A neural pathway from the retina to the hypothalamus may cause the strong aversion to light typical of migraine attacks. Read more…
Millions of Americans suffer from migraine headaches every year, and this is one of the leading causes of loss of productivity in the workplace. One of the most well-known symptoms of migraine attacks is a strong aversion to light, also known as photophobia. Photophobia drives patients to seek the comfort of dark, enclosed spaces, preventing them from performing even ordinary, day-to-do activities like showering, eating, or socializing.
While it is widely believed that photophobia is caused by light intensifying the pain a patient experiences, a new study in PNAS demonstrates that the effect of light on the physiology of migraine patients may be much more complex than previously imagined. In this study, Rami Burstein and colleagues use both preclinical and clinical approaches to investigate the neuronal pathways that underlie photophobia.
“We noticed that there were patients whose headache intensity did not increase when they were exposed to light, yet they found light very aversive,” said Burstein.
The team began their study by exposing migraine patients and healthy controls to different wavelengths and intensities of light, and then carefully documenting the symptoms experienced by each individual. They found that patients suffering from an acute migraine attack experienced a multitude of uncomfortable physiological symptoms during exposure to light, including a feeling of tightness in the chest, shortness of breath, dizziness, and nausea. Interestingly, light did not induce these symptoms either in migraine patients who were not in the middle of an attack or in healthy individuals with no history of migraine.
Since several of these responses are generally associated with the control of autonomic functions by the hypothalamus, the researchers next decided to ask whether there are direct neuronal inputs from the eye to the hypothalamus that could explain these findings. For this, the scientists turned to a rodent model system that allows direct visualization of neuronal connections between different parts of the brain.
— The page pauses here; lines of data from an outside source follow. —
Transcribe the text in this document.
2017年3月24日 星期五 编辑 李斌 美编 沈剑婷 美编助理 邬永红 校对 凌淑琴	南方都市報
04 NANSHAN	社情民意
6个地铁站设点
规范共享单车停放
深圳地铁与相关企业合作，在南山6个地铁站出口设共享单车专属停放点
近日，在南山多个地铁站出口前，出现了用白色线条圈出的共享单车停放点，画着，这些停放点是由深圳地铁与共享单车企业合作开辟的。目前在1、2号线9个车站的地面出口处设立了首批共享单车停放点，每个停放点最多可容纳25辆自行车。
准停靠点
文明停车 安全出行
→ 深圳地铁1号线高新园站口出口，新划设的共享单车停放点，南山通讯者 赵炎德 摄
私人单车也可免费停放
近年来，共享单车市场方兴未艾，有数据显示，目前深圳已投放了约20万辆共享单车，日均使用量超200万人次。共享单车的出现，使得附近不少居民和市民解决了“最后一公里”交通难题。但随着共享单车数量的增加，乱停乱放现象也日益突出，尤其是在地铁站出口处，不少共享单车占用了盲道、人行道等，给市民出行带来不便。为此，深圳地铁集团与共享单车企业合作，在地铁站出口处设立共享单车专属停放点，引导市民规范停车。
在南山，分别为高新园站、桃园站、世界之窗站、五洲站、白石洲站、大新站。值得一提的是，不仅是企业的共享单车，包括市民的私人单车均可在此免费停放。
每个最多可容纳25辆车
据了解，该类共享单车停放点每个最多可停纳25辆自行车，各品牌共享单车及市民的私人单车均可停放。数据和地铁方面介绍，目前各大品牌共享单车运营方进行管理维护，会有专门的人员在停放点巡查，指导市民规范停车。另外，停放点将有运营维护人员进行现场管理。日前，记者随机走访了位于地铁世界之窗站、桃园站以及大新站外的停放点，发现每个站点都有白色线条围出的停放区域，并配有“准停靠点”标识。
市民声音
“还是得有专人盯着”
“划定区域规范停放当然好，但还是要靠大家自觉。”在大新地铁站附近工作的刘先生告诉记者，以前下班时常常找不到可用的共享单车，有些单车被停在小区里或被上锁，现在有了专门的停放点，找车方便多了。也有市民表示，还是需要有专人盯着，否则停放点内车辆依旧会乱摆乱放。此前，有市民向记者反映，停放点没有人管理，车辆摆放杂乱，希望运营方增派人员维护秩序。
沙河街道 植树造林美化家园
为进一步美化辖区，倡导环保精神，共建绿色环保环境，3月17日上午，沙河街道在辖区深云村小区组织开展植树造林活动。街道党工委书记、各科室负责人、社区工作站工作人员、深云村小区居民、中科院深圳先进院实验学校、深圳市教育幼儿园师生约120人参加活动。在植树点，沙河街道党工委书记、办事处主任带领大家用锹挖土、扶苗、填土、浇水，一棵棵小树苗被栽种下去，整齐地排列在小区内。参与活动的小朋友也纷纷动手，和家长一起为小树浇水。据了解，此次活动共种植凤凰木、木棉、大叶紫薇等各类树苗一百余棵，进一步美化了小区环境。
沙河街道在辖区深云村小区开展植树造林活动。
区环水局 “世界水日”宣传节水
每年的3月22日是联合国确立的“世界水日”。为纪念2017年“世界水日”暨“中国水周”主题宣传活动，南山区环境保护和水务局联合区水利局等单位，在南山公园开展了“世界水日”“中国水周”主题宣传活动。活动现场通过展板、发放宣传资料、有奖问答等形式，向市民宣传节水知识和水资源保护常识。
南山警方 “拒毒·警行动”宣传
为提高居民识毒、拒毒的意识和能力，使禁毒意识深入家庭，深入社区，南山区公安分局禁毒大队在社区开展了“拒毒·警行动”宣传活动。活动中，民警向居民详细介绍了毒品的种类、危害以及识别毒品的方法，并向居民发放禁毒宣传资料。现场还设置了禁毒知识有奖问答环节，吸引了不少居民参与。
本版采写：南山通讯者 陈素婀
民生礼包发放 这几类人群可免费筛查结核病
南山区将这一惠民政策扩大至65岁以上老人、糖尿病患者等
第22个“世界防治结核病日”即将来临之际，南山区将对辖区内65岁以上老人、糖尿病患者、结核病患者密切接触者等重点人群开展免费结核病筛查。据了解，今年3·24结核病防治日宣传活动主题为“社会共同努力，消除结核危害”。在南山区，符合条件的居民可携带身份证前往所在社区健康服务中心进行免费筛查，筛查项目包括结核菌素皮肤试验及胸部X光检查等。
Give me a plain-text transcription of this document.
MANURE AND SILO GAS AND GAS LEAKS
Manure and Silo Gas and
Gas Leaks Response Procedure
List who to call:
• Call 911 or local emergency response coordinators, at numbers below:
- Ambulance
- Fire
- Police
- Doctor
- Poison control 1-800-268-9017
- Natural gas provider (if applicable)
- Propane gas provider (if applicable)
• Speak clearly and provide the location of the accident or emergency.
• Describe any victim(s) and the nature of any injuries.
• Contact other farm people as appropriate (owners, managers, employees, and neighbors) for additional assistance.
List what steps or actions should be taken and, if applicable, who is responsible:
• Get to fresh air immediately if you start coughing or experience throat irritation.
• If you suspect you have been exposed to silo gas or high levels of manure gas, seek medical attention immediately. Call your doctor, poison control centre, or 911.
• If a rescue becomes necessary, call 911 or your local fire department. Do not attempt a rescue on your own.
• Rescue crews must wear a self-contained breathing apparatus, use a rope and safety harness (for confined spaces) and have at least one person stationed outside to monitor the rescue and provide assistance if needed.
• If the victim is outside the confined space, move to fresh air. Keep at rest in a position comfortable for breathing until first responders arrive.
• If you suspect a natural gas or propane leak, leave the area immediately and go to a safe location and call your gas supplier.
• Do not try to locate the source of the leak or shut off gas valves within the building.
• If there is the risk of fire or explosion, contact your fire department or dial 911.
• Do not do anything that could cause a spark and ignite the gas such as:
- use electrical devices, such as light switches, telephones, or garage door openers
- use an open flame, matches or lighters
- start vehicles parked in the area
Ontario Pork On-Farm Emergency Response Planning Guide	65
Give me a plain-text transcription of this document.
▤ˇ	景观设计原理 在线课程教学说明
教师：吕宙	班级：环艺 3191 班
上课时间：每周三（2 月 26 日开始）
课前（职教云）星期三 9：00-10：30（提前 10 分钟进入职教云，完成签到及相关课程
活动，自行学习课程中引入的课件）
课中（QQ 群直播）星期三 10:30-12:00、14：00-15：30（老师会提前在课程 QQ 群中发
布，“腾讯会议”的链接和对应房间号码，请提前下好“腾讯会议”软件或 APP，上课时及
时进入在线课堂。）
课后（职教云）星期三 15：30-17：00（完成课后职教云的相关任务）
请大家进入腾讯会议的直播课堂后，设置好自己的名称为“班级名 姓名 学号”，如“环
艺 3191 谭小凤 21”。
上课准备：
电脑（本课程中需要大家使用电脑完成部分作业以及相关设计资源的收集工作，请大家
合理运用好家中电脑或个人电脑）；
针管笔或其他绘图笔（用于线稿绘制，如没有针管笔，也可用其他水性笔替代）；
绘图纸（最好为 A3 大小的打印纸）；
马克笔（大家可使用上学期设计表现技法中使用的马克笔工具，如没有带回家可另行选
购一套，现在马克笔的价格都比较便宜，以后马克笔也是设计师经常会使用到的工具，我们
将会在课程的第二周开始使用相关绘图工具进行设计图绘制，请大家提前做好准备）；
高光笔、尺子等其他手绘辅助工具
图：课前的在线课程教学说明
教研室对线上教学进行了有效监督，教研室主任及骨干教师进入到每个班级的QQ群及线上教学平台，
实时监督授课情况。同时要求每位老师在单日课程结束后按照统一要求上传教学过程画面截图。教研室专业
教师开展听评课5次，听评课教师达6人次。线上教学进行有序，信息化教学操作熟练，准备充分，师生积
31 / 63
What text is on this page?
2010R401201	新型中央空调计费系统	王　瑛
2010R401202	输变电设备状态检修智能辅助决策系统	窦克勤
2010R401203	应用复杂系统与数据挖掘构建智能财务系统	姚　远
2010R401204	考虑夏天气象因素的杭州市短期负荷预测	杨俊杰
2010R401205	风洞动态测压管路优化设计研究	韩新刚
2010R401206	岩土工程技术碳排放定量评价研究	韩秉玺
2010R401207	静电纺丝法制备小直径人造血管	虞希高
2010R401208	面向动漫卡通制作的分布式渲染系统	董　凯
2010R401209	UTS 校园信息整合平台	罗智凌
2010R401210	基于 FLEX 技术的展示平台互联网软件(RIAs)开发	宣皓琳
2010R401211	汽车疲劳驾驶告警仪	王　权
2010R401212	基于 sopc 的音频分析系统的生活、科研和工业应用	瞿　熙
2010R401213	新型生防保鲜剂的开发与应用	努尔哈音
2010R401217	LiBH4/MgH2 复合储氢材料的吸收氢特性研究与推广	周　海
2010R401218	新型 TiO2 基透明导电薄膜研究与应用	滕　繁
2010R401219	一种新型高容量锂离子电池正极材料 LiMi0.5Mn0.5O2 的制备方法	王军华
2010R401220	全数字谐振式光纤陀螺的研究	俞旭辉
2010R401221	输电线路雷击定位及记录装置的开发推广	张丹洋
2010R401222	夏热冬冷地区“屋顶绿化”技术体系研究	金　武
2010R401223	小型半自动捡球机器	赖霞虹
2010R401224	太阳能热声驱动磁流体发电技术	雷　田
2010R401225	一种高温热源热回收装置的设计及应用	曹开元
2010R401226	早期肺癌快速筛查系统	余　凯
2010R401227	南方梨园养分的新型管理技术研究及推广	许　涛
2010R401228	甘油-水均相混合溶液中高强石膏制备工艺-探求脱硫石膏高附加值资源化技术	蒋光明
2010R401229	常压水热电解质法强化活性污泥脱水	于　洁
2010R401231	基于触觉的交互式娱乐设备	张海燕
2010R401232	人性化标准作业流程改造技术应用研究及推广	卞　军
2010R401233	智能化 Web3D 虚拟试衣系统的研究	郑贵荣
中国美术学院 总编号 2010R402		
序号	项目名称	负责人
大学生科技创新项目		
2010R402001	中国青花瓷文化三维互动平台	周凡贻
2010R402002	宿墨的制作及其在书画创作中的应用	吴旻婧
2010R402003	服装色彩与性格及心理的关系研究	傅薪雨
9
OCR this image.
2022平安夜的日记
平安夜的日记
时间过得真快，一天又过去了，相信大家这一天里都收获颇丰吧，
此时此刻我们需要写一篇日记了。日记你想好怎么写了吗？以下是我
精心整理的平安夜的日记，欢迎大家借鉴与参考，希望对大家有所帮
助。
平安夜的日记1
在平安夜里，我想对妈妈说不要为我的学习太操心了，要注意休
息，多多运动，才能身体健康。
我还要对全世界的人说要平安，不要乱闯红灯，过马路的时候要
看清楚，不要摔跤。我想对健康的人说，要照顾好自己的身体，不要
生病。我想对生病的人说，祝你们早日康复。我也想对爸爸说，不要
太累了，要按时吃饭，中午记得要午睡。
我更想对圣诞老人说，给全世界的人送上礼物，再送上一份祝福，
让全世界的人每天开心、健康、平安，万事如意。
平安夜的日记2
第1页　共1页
The researchers first injected a virus expressing a fluorescent protein into the retinas of experimental rats, marking all of the neural projections going from the retina into the brain. Next, they injected a fluorescent dye into specific nuclei in the brainstem and spinal cord that control the autonomic functions that were dysregulated in migraine patients. The regions where both of the fluorescent markers were present could be considered as the point of relay for this information.
Indeed, the results showed that there were several retinal projections that synapsed onto neurons in the hypothalamus, which in turn projected to the brainstem and spinal cord. Further experiments showed that the neurons receiving inputs from the retina also expressed a variety of neurotransmitters, including dopamine, histamine, orexin, vasopressin, and oxytocin.
Burstein believes that these results may suggest strategies to eliminate the symptoms of photophobia in migraine patients. “We think that if we can eliminate the sensitivity to light, they should be able to maintain normal daily functioning,” he said.